A Primer on Induced Demand, Part 2: NMA Weekly E-Newsletter #665

By Christopher M. DiPrima, NMA Board Member

Editor’s Note: In Part 1, Chris detailed two major causes of induced demand and explained why the overall supply vs. demand effects are manageable. Here he takes on some of the arguments which cite induced demand as a rationale against increasing highway capacity.

 

Having established the relationship between new capacity, demand, and land use, there is yet more ground on which to challenge induced demand as a critique of adding new capacity.

One benefit of increasing capacity is that more people are able to get where they want to go, when they want to go there.

As documented in Part 1, not all new capacity is consumed after it is built. However, if we assume for the sake of argument that 100% of the new capacity is eventually used, and that in the long term, travel speeds return to pre-expansion baselines, more people are traveling at that slow speed

Each freeway lane can typically carry up to around 1,200 vehicles per hour before it starts to exhibit congestion, and flow rates in heavy congestion tend to sit at over 2,000 vehicles per lane per hour. This means that even if all of the new capacity is absorbed by new trips, over 2,000 more people are served by the expanded road. This is a net social benefit, which is independent of travel-time improvement

The addition of freeway lane-miles tends to decrease traffic on parallel roads and increase traffic on perpendicular ones.

This relationship has been known since the Detroit and Chicago Area Transportation Studies (DATS and CATS) of the 1950s. It should also be obvious to anyone who lives in a region served by freeways. In those regions, the parallel surface streets tend to see a decrease in traffic volume, but the perpendicular streets which connect to freeway interchanges see an increase.

Therefore, a key benefit of adding lane capacity to one route is a proportionate decrease in traffic on a parallel route.
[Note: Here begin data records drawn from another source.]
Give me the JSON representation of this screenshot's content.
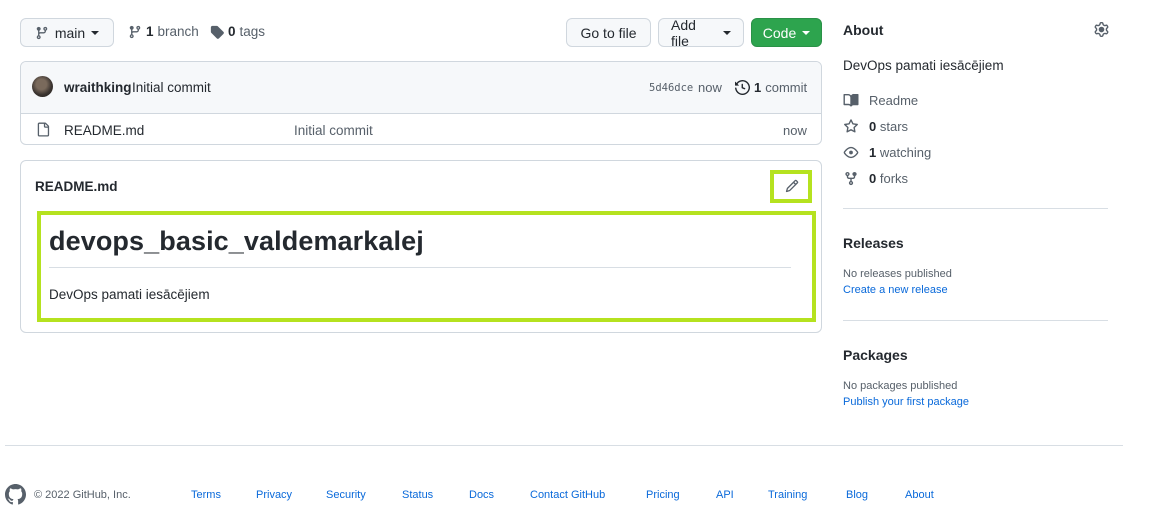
{
  "toolbar": {
    "branch_label": "main",
    "branches_count": "1",
    "branches_label": "branch",
    "tags_count": "0",
    "tags_label": "tags",
    "go_to_file": "Go to file",
    "add_file": "Add file",
    "code": "Code"
  },
  "commit": {
    "author": "wraithking",
    "message": "Initial commit",
    "hash": "5d46dce",
    "time": "now",
    "count": "1",
    "count_label": "commit"
  },
  "files": [
    {
      "name": "README.md",
      "message": "Initial commit",
      "time": "now"
    }
  ],
  "readme": {
    "filename": "README.md",
    "heading": "devops_basic_valdemarkalej",
    "body": "DevOps pamati iesācējiem"
  },
  "sidebar": {
    "about_title": "About",
    "description": "DevOps pamati iesācējiem",
    "readme_label": "Readme",
    "stars_count": "0",
    "stars_label": "stars",
    "watching_count": "1",
    "watching_label": "watching",
    "forks_count": "0",
    "forks_label": "forks",
    "releases_title": "Releases",
    "releases_empty": "No releases published",
    "releases_link": "Create a new release",
    "packages_title": "Packages",
    "packages_empty": "No packages published",
    "packages_link": "Publish your first package"
  },
  "footer": {
    "copyright": "© 2022 GitHub, Inc.",
    "links": [
      "Terms",
      "Privacy",
      "Security",
      "Status",
      "Docs",
      "Contact GitHub",
      "Pricing",
      "API",
      "Training",
      "Blog",
      "About"
    ]
  },
  "colors": {
    "highlight": "#b5e21f",
    "code_button": "#2da44e",
    "link": "#0969da"
  }
}
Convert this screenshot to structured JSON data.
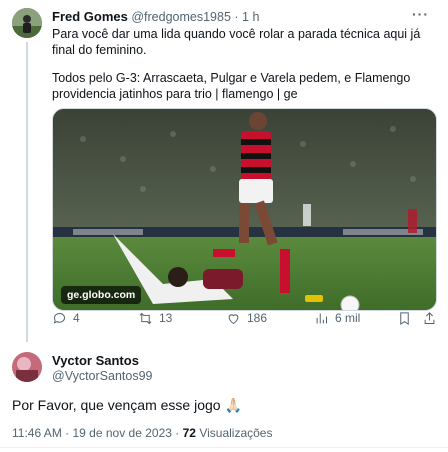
{
  "tweet": {
    "author_name": "Fred Gomes",
    "author_handle": "@fredgomes1985",
    "separator": "·",
    "time": "1 h",
    "more_label": "···",
    "text_line1": "Para você dar uma lida quando você rolar a parada técnica aqui já final do feminino.",
    "text_line2": "Todos pelo G-3: Arrascaeta, Pulgar e Varela pedem, e Flamengo providencia jatinhos para trio | flamengo | ge",
    "media_watermark": "ge.globo.com",
    "actions": {
      "replies": "4",
      "retweets": "13",
      "likes": "186",
      "views": "6 mil"
    }
  },
  "reply": {
    "author_name": "Vyctor Santos",
    "author_handle": "@VyctorSantos99",
    "text": "Por Favor, que vençam esse jogo 🙏🏻",
    "time": "11:46 AM",
    "separator1": "·",
    "date": "19 de nov de 2023",
    "separator2": "·",
    "views_count": "72",
    "views_label": "Visualizações"
  },
  "colors": {
    "text_primary": "#0f1419",
    "text_secondary": "#536471",
    "thread_line": "#cfd9de",
    "jersey_red": "#c8102e",
    "jersey_black": "#111111",
    "pitch_green": "#4f7d36"
  }
}
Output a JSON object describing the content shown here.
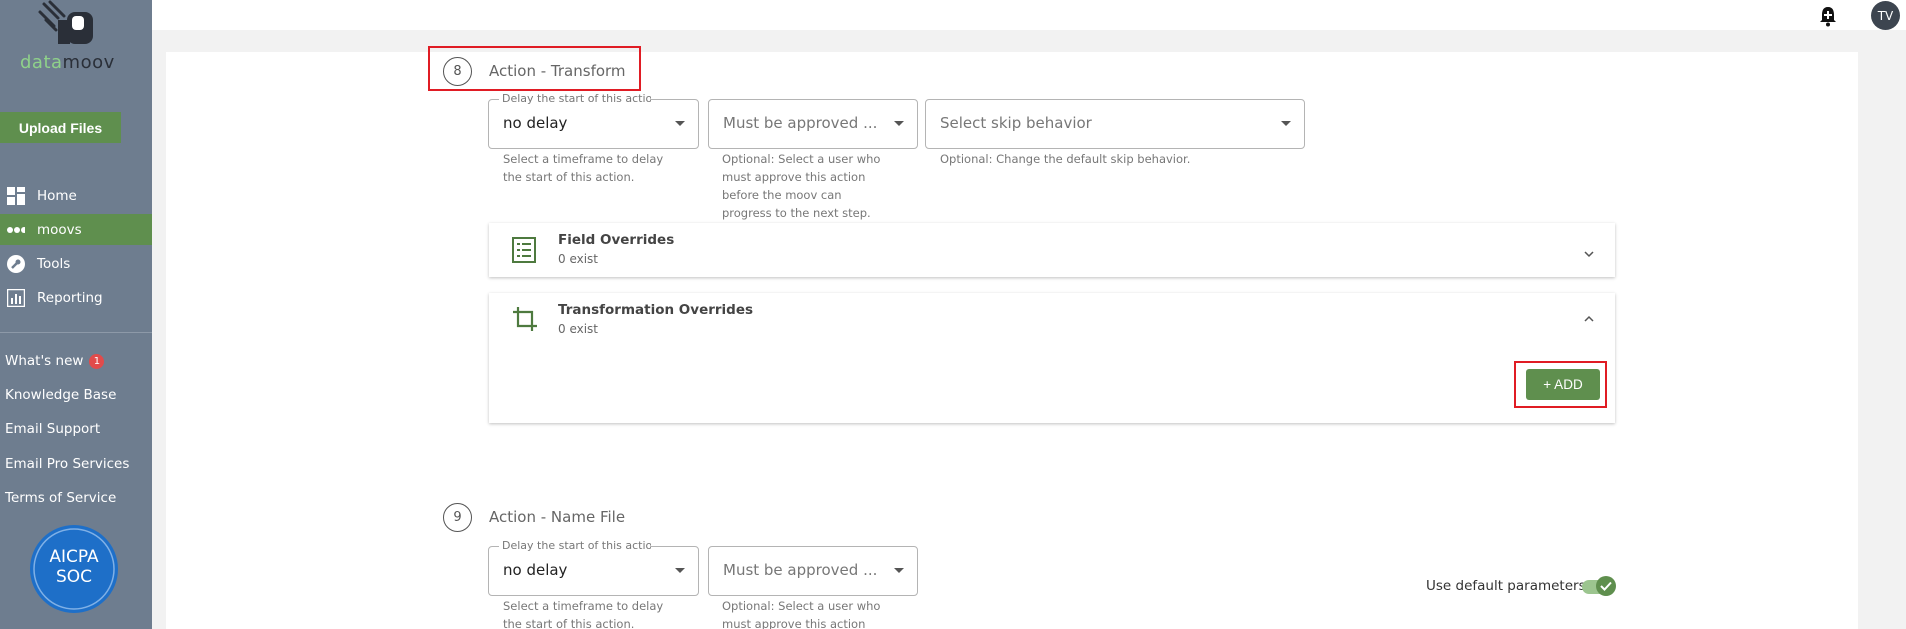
{
  "sidebar": {
    "logo_text_green": "data",
    "logo_text_dark": "moov",
    "upload_label": "Upload Files",
    "nav": [
      {
        "label": "Home",
        "icon": "home-grid-icon"
      },
      {
        "label": "moovs",
        "icon": "moovs-dots-icon"
      },
      {
        "label": "Tools",
        "icon": "wrench-icon"
      },
      {
        "label": "Reporting",
        "icon": "chart-icon"
      }
    ],
    "whats_new": "What's new",
    "whats_new_count": "1",
    "knowledge_base": "Knowledge Base",
    "email_support": "Email Support",
    "email_pro": "Email Pro Services",
    "terms": "Terms of Service",
    "soc_line1": "AICPA",
    "soc_line2": "SOC"
  },
  "header": {
    "avatar_initials": "TV",
    "bell_icon": "bell-plus-icon"
  },
  "step8": {
    "number": "8",
    "title": "Action - Transform",
    "delay": {
      "legend": "Delay the start of this action",
      "value": "no delay",
      "help": [
        "Select a timeframe to delay",
        "the start of this action."
      ]
    },
    "approve": {
      "placeholder": "Must be approved ...",
      "help": [
        "Optional: Select a user who",
        "must approve this action",
        "before the moov can",
        "progress to the next step."
      ]
    },
    "skip": {
      "placeholder": "Select skip behavior",
      "help": "Optional: Change the default skip behavior."
    },
    "field_overrides": {
      "title": "Field Overrides",
      "count": "0 exist"
    },
    "transformation_overrides": {
      "title": "Transformation Overrides",
      "count": "0 exist"
    },
    "add_label": "+ ADD"
  },
  "step9": {
    "number": "9",
    "title": "Action - Name File",
    "delay": {
      "legend": "Delay the start of this action",
      "value": "no delay",
      "help": [
        "Select a timeframe to delay",
        "the start of this action."
      ]
    },
    "approve": {
      "placeholder": "Must be approved ...",
      "help": [
        "Optional: Select a user who",
        "must approve this action"
      ]
    },
    "toggle_label": "Use default parameters",
    "toggle_on": true
  },
  "colors": {
    "sidebar": "#6e7d8f",
    "accent_green": "#5f8f4e",
    "highlight_red": "#e01c24",
    "badge_red": "#e14b4b"
  }
}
This is the fundamental purpose of bypass roads: They carry through traffic on purpose-built roads, leaving parallel local streets to serve local traffic. In rural areas, these bypass roads have caused significant damage to local businesses and communities – one need only look at the decaying remnants of Route 66 as an example. But in urban and suburban areas, these freeway bypasses of local town centers provide significant benefits, as those town centers would be gridlocked without them.
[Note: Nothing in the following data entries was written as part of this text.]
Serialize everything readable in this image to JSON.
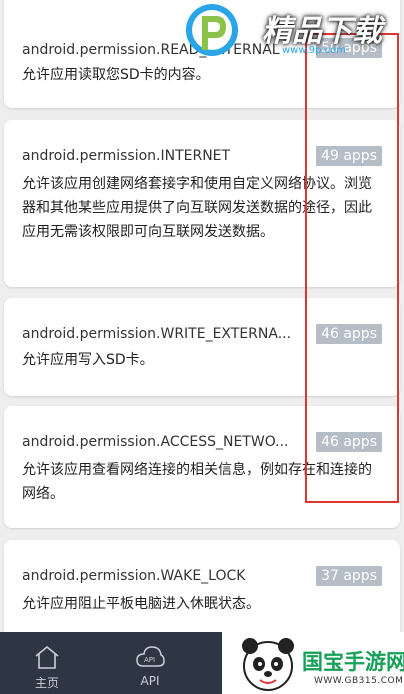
{
  "permissions": [
    {
      "name": "android.permission.READ_EXTERNAL",
      "desc": "允许应用读取您SD卡的内容。",
      "count": "50 apps"
    },
    {
      "name": "android.permission.INTERNET",
      "desc": "允许该应用创建网络套接字和使用自定义网络协议。浏览器和其他某些应用提供了向互联网发送数据的途径，因此应用无需该权限即可向互联网发送数据。",
      "count": "49 apps"
    },
    {
      "name": "android.permission.WRITE_EXTERNA...",
      "desc": "允许应用写入SD卡。",
      "count": "46 apps"
    },
    {
      "name": "android.permission.ACCESS_NETWO...",
      "desc": "允许该应用查看网络连接的相关信息，例如存在和连接的网络。",
      "count": "46 apps"
    },
    {
      "name": "android.permission.WAKE_LOCK",
      "desc": "允许应用阻止平板电脑进入休眠状态。",
      "count": "37 apps"
    }
  ],
  "tabs": [
    {
      "label": "主页",
      "icon": "home-icon"
    },
    {
      "label": "API",
      "icon": "api-icon"
    }
  ],
  "watermarks": {
    "top_brand": "精品下载",
    "top_site": "www.9p.com",
    "bottom_brand": "国宝手游网",
    "bottom_site": "WWW.GB315.COM"
  },
  "colors": {
    "badge": "#b5bec6",
    "tabbar": "#2f3643",
    "highlight": "#e23333"
  }
}
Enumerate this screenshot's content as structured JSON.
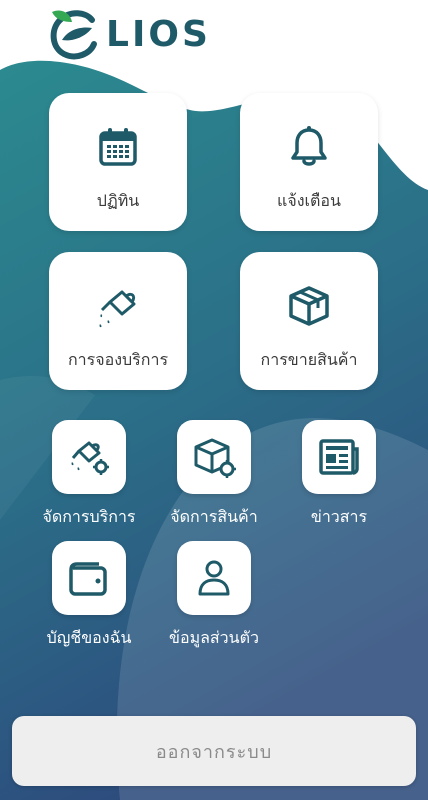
{
  "app": {
    "logo_text": "LIOS"
  },
  "tiles_large": [
    {
      "label": "ปฏิทิน",
      "icon": "calendar-icon"
    },
    {
      "label": "แจ้งเตือน",
      "icon": "bell-icon"
    },
    {
      "label": "การจองบริการ",
      "icon": "watering-can-icon"
    },
    {
      "label": "การขายสินค้า",
      "icon": "box-icon"
    }
  ],
  "tiles_small": [
    {
      "label": "จัดการบริการ",
      "icon": "watering-can-gear-icon"
    },
    {
      "label": "จัดการสินค้า",
      "icon": "box-gear-icon"
    },
    {
      "label": "ข่าวสาร",
      "icon": "newspaper-icon"
    },
    {
      "label": "บัญชีของฉัน",
      "icon": "wallet-icon"
    },
    {
      "label": "ข้อมูลส่วนตัว",
      "icon": "user-icon"
    }
  ],
  "logout_label": "ออกจากระบบ",
  "colors": {
    "primary": "#1f5a68",
    "gradient_top": "#2a8a8f",
    "gradient_bottom": "#2d4f7e",
    "logo_leaf": "#34a853"
  }
}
Hayward, California is an excellent example of a city center plagued by the results of an unintentional gap in the freeway system, with its Foothill and Mission Boulevards becoming honorary freeways at rush hour, pushing locals out. There are many examples of the same outcome in other regions, especially in areas where expense, local opposition, or other factors created gaps in the originally planned freeway system.

The planning horizon for transportation projects are not infinite.

It is true that new freeway capacity cannot solve problems for which it was not designed. Most of our urban-area freeways were designed in the 1950s with a 30-year planning horizon, so we are now more than 40 years past the intended lifespans of the original freeway system. In that time, we have added 100 million Americans.

Additionally, in the 1950s, it was assumed that most families would only have a single worker. The mass introduction of women into the workplace alone practically doubled the 1950s-era predicted traffic volumes. The extra congestion generated by those new trips hardly seems like a bad tradeoff, nor is it an indictment of the concept of automobility. Quite the contrary.

As an aside, there is often an argument made that implementing high-speed rail along congested corridors will alleviate congestion on freeways. With few exceptions, this is simply false. By connecting a region more closely, trips will be induced between the cities via the exact mechanisms described in Part 1 of this e-newsletter. (Again, I would suggest this is a good thing – more people get to experience more places!) While a proportion of these trips will be served by high-speed rail, even more of the increase in demand will be picked up by other modes, including the personal car. High-speed rail has many of its own advantages, but it is not a direct substitute for freeway lane-miles.

Another study by Bignazzi and Figliozzi compares the environmental effects of capacity-based (adding lanes) and demand-based (reducing demand) strategies for improving congestion, and that ends up being a lecture unto itself about how certain strategies in certain places under certain conditions produce different results. But that is a topic for another day.

Induced demand is a real phenomenon which should be considered when adding capacity to any transportation network. I conclude with a paragraph from Cervero’s “Roads and Decision Making,” one of the articles cited in Part 1:

“Over the last several decades and in many corners of America, claims of induced demand have stopped highway projects in their tracks. This is wrong-headed. Highway investment decisions should be based on a full accounting of costs and benefits over the service life of a facility. Induced-demand studies have told us only that some benefits of new or expanded highways get eroded over time. This is important to know, for it gives us a handle on the numerator of the benefit/cost ratio. However, induced-demand studies say nothing about other benefits conferred by highways—e.g., increased economic productivity or satisfaction of one’s preference for suburban living.”